From Hartwood authors Eric Werner and Mya Henry: This is a play on the classic Italian pairing of prosciutto and melon. It came about when we found the melon de milpa, which looks like a squash on the outside, but is pure melon inside. It ripens really fast, and when we have it at Hartwood, the kitchen smells intensely of fruit. As for the ham, it’s impossible for us to cure here in the humid air. Instead, a nice, slow-grilled pork belly will get good and smoky. Serves 4.
Slow-Grilled Pork Belly with Cacao Beans and Melon de Milpa
- ⅔ cup honey
- ¼ cup Roasted Chile Oil
- 1 tablespoon mashed Roasted Garlic
- 2½ teaspoons Kosher salt
- 1 teaspoon freshly ground black pepper
- 3 tablespoons water
- 2 dried pasilla chiles
- One 1¾-pound boneless pork belly, excess fat trimmed off
- 2 tablespoons cacao nibs
- 2 tablespoons chapulines (dried grasshoppers; optional)
- 1 melon de milpa or cantaloupe, halved, seeded, and sliced ½ inch thick
Make the glaze: Combine the honey, oil, garlic, slat, pepper, and water in a small saucepan and bring to a simmer. Add the chiles and cook until soft, about 8 minutes. Remove from the heat and let cool slightly, then puree in a blender until smooth.
Put the pork belly in a large bowl and rub with half of the glaze. Let marinate at room temperature for 1 hour.
Toast the cacao nibs and chapulines, if using, in a small dry cast-iron skillet for 2 minutes. Coarsely grind in a spice grinder and reserve for garnish.
Prepare a grill for high heat.
Oil the grill grate. Grill the pork belly over the hottest part of the grill for 2 minutes on each side to mark it, then grill over a medium-hot fire for 20 to 25 minutes, flipping the belly and brushing it with some of the remaining glaze every 10 minutes, until a knife easily pierces the thickest part. Transfer to a cutting board and let rest for 10 minutes.

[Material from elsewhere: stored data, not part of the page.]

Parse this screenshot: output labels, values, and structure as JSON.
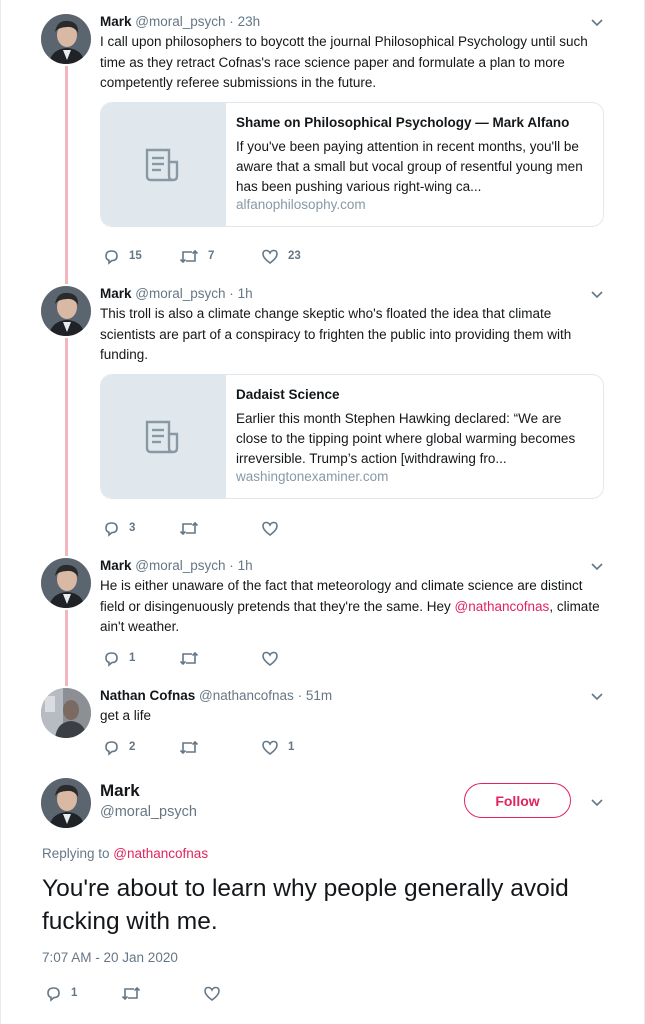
{
  "colors": {
    "accent": "#e0245e",
    "secondary_text": "#657786",
    "thread_line": "#f2b6c0",
    "border": "#e1e8ed"
  },
  "thread": [
    {
      "name": "Mark",
      "handle": "@moral_psych",
      "separator": "·",
      "time": "23h",
      "text": "I call upon philosophers to boycott the journal Philosophical Psychology until such time as they retract Cofnas's race science paper and formulate a plan to more competently referee submissions in the future.",
      "card": {
        "icon": "document-icon",
        "title": "Shame on Philosophical Psychology — Mark Alfano",
        "description": "If you've been paying attention in recent months, you'll be aware that a small but vocal group of resentful young men has been pushing various right-wing ca...",
        "domain": "alfanophilosophy.com"
      },
      "replies": "15",
      "retweets": "7",
      "likes": "23"
    },
    {
      "name": "Mark",
      "handle": "@moral_psych",
      "separator": "·",
      "time": "1h",
      "text": "This troll is also a climate change skeptic who's floated the idea that climate scientists are part of a conspiracy to frighten the public into providing them with funding.",
      "card": {
        "icon": "document-icon",
        "title": "Dadaist Science",
        "description": "Earlier this month Stephen Hawking declared: “We are close to the tipping point where global warming becomes irreversible. Trump’s action [withdrawing fro...",
        "domain": "washingtonexaminer.com"
      },
      "replies": "3",
      "retweets": "",
      "likes": ""
    },
    {
      "name": "Mark",
      "handle": "@moral_psych",
      "separator": "·",
      "time": "1h",
      "text_before": "He is either unaware of the fact that meteorology and climate science are distinct field or disingenuously pretends that they're the same. Hey ",
      "mention": "@nathancofnas",
      "text_after": ", climate ain't weather.",
      "replies": "1",
      "retweets": "",
      "likes": ""
    },
    {
      "name": "Nathan Cofnas",
      "handle": "@nathancofnas",
      "separator": "·",
      "time": "51m",
      "text": "get a life",
      "replies": "2",
      "retweets": "",
      "likes": "1"
    }
  ],
  "main_tweet": {
    "name": "Mark",
    "handle": "@moral_psych",
    "follow_label": "Follow",
    "replying_prefix": "Replying to ",
    "replying_to": "@nathancofnas",
    "text": "You're about to learn why people generally avoid fucking with me.",
    "timestamp": "7:07 AM - 20 Jan 2020",
    "replies": "1",
    "retweets": "",
    "likes": ""
  }
}
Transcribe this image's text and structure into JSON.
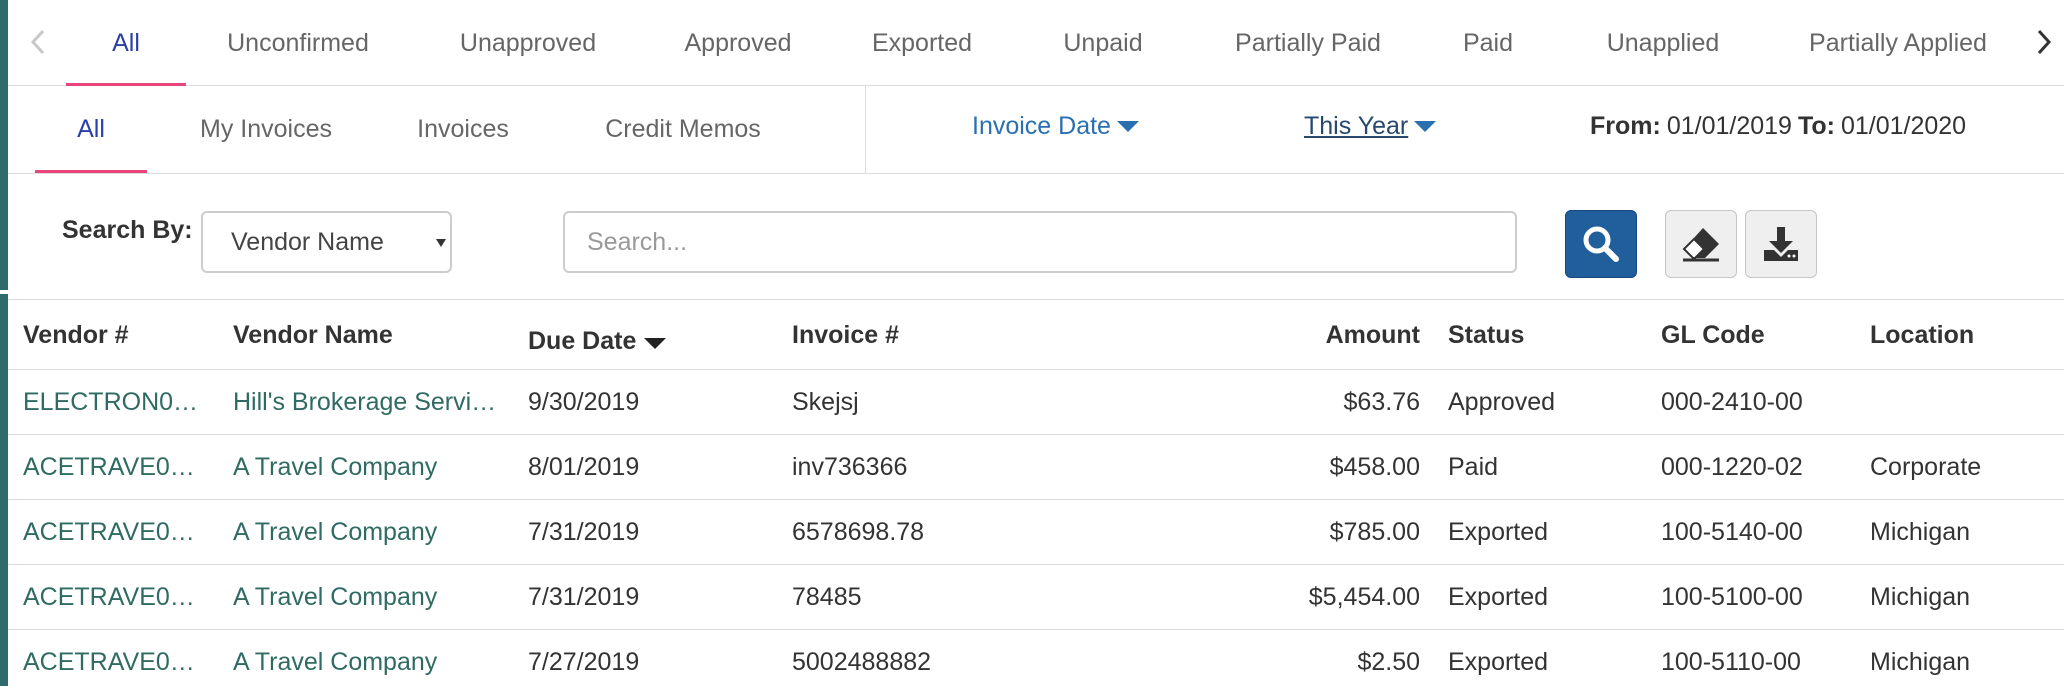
{
  "status_tabs": [
    {
      "label": "All",
      "active": true
    },
    {
      "label": "Unconfirmed",
      "active": false
    },
    {
      "label": "Unapproved",
      "active": false
    },
    {
      "label": "Approved",
      "active": false
    },
    {
      "label": "Exported",
      "active": false
    },
    {
      "label": "Unpaid",
      "active": false
    },
    {
      "label": "Partially Paid",
      "active": false
    },
    {
      "label": "Paid",
      "active": false
    },
    {
      "label": "Unapplied",
      "active": false
    },
    {
      "label": "Partially Applied",
      "active": false
    }
  ],
  "sub_tabs": [
    {
      "label": "All",
      "active": true
    },
    {
      "label": "My Invoices",
      "active": false
    },
    {
      "label": "Invoices",
      "active": false
    },
    {
      "label": "Credit Memos",
      "active": false
    }
  ],
  "filters": {
    "date_field": "Invoice Date",
    "period": "This Year",
    "from_label": "From:",
    "from_value": "01/01/2019",
    "to_label": "To:",
    "to_value": "01/01/2020"
  },
  "search": {
    "label": "Search By:",
    "field": "Vendor Name",
    "placeholder": "Search..."
  },
  "table": {
    "headers": {
      "vendor_no": "Vendor #",
      "vendor_name": "Vendor Name",
      "due_date": "Due Date",
      "invoice_no": "Invoice #",
      "amount": "Amount",
      "status": "Status",
      "gl_code": "GL Code",
      "location": "Location"
    },
    "rows": [
      {
        "vendor_no": "ELECTRON0…",
        "vendor_name": "Hill's Brokerage Servi…",
        "due_date": "9/30/2019",
        "invoice_no": "Skejsj",
        "amount": "$63.76",
        "status": "Approved",
        "gl_code": "000-2410-00",
        "location": ""
      },
      {
        "vendor_no": "ACETRAVE0…",
        "vendor_name": "A Travel Company",
        "due_date": "8/01/2019",
        "invoice_no": "inv736366",
        "amount": "$458.00",
        "status": "Paid",
        "gl_code": "000-1220-02",
        "location": "Corporate"
      },
      {
        "vendor_no": "ACETRAVE0…",
        "vendor_name": "A Travel Company",
        "due_date": "7/31/2019",
        "invoice_no": "6578698.78",
        "amount": "$785.00",
        "status": "Exported",
        "gl_code": "100-5140-00",
        "location": "Michigan"
      },
      {
        "vendor_no": "ACETRAVE0…",
        "vendor_name": "A Travel Company",
        "due_date": "7/31/2019",
        "invoice_no": "78485",
        "amount": "$5,454.00",
        "status": "Exported",
        "gl_code": "100-5100-00",
        "location": "Michigan"
      },
      {
        "vendor_no": "ACETRAVE0…",
        "vendor_name": "A Travel Company",
        "due_date": "7/27/2019",
        "invoice_no": "5002488882",
        "amount": "$2.50",
        "status": "Exported",
        "gl_code": "100-5110-00",
        "location": "Michigan"
      }
    ]
  },
  "colors": {
    "accent_underline": "#e8457a",
    "active_tab": "#2b3fa8",
    "link": "#2a6fb0",
    "table_link": "#2f6b62",
    "primary_button": "#215f9c"
  },
  "icons": {
    "prev": "chevron-left-icon",
    "next": "chevron-right-icon",
    "search": "magnifier-icon",
    "clear": "eraser-icon",
    "export": "download-icon"
  }
}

Bring the remaining glaze to a boil in a small saucepan over high heat, then reduce the heat to low and cook for about 2 minutes, until slightly thickened.
Pour the glaze over the pork belly, then slice it and place on a serving platter. Sprinkle the ground cacao nibs and chapulines, if using, over the pork belly and serve with the melon alongside.